Since then, many cases of use have been developed more or less close to the original virtue of TTS. For example, as mentioned above in the context of transport, this technology is used to generate voices to transmit messages to passengers via voice, whether or not they are disabled. It is very easy today to find traces of TTS in our uses. Another example can be found in language translation engines. These are equipped with this technology to suggest the pronunciation of the translated information in order to complete the textual translation.
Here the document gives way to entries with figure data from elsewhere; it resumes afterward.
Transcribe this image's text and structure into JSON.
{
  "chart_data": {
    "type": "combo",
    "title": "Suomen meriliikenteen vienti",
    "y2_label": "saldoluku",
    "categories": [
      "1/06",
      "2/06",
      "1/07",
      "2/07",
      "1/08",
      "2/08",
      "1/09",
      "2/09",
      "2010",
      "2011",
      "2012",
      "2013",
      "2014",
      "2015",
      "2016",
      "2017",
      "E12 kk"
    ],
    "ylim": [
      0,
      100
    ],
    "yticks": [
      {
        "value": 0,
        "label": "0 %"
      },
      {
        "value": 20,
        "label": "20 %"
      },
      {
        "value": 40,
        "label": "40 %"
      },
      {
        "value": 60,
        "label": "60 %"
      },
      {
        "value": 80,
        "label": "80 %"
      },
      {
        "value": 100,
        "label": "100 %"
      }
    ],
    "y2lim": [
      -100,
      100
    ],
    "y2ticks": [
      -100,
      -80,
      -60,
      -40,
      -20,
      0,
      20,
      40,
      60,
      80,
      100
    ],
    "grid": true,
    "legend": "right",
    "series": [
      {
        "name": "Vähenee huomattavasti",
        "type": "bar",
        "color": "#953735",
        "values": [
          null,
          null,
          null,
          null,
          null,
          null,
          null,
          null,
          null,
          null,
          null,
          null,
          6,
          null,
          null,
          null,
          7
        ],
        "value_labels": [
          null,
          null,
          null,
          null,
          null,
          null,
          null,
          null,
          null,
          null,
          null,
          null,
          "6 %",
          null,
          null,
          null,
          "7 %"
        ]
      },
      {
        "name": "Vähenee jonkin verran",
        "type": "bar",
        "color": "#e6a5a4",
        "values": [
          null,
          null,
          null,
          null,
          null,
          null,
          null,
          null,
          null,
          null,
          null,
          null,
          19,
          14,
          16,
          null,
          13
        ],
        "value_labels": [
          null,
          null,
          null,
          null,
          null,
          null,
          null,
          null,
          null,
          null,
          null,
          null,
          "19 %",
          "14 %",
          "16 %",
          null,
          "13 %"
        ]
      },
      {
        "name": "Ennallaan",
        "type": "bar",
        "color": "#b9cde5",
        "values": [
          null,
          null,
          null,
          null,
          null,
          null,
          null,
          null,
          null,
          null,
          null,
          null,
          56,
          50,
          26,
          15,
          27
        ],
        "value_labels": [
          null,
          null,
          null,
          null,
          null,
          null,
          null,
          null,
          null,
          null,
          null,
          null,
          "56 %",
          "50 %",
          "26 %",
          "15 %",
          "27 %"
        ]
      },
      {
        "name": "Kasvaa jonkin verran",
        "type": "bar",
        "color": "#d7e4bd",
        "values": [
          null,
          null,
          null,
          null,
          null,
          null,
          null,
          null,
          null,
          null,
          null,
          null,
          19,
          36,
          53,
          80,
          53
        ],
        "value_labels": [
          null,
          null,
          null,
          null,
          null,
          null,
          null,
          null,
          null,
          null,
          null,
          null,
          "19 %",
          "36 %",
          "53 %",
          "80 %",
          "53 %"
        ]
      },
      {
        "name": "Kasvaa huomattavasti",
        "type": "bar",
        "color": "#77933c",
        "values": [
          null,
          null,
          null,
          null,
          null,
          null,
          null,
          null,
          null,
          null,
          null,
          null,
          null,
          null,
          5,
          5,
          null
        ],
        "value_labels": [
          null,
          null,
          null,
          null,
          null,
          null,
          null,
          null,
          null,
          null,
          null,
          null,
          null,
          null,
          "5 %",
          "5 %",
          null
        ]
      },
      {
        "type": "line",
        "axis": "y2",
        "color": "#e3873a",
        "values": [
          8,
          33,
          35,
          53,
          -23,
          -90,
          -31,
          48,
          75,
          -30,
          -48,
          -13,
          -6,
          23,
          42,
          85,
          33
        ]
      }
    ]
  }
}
Another sector that integrates speech synthesis in embedded systems or cloud applications that continues to revolutionize uses is the broad field of IoT. Indeed, in a rapidly expanding universe, intelligent devices are increasingly equipped with TTS, on the one hand to improve the user experience and on the other hand to improve accessibility and the intelligence of the interfaces. A strong example that continues to progress is that of household appliances (also known as “appliances” in English), increasingly equipping consumer products and robots with voice.



How to choose and integrate speech synthesis?


In order to choose the right speech synthesis (text-to-speech), it is essential to take into account several criteria. These parameters are the following: the language spoken, the type of speaker, the quality of the voice and the supplier. With this information, it is easier to select the right solution that meets your needs and constraints. Indeed, not all companies offering TTS have equivalent ranges, so it is very important to source these partners well before you start. Next, the language and the type of voice are important criteria for the user experience proposed, there must be consistency between the voice interface and what it should inspire.

On the integration side, speech synthesis are technologies that are also based on the notions of cloud, embedded or hybrid (also known as “on-premise”). It should be remembered that embedded has technical limits in terms of sentence storage that a cloud will not have, but the embedded voice will work no matter what happens where the cloud needs a connection. These parameters are to be taken into account according to the nature of your projects, in transport for example it is recommended to use embedded to ensure a continuous service.

If you are looking for an embedded speech synthesis solution, we suggest you go to the Voice Development Kit page, our software development kit that gives you access to offline voice synthesis that can be easily configured and integrated.


Why is this text-to-speech essential for voice?


Who today has never heard the voices of Siri, Alexa or the Google assistant? True ambassadors of “voice”, these assistants have all been directly equipped with voice synthesis in order to be able to respond to the user. This is not insignificant! It is precisely a question of strengthening the relationship between human and machine through a conversational… reciprocal link. The user talks to the assistant and the latter answers, as in a natural conversation between two or more humans. This component is more important than we imagine.

In fact, like any innovation, the adoption process is generally complex, especially when it brings a break in usage. The best way to gain acceptance for voice assistants was to offer new features that promote their use, but also to improve the user experience as much as possible by humanising the technology. These synthesised voices then made it possible to give an identity to the various assistants, making it possible to differentiate them, but also to consider them as entities in their own right.

Beyond a simple functionality (the marketing course is about to begin), voices are now an integral part of the brand image! Some people even consider that the voice is a pillar of branding in the making. First of all, it replaces images, which by nature are fixed (and over-represented in the media), with more engaging messages: an image is worth a thousand words, a voice is worth a thousand images?

The other interest for brands is to tell themselves that the pool of voice assistants is already large and that it tends to be larger, so isn’t it a good idea to go into voice with your own voice to reach such a large audience?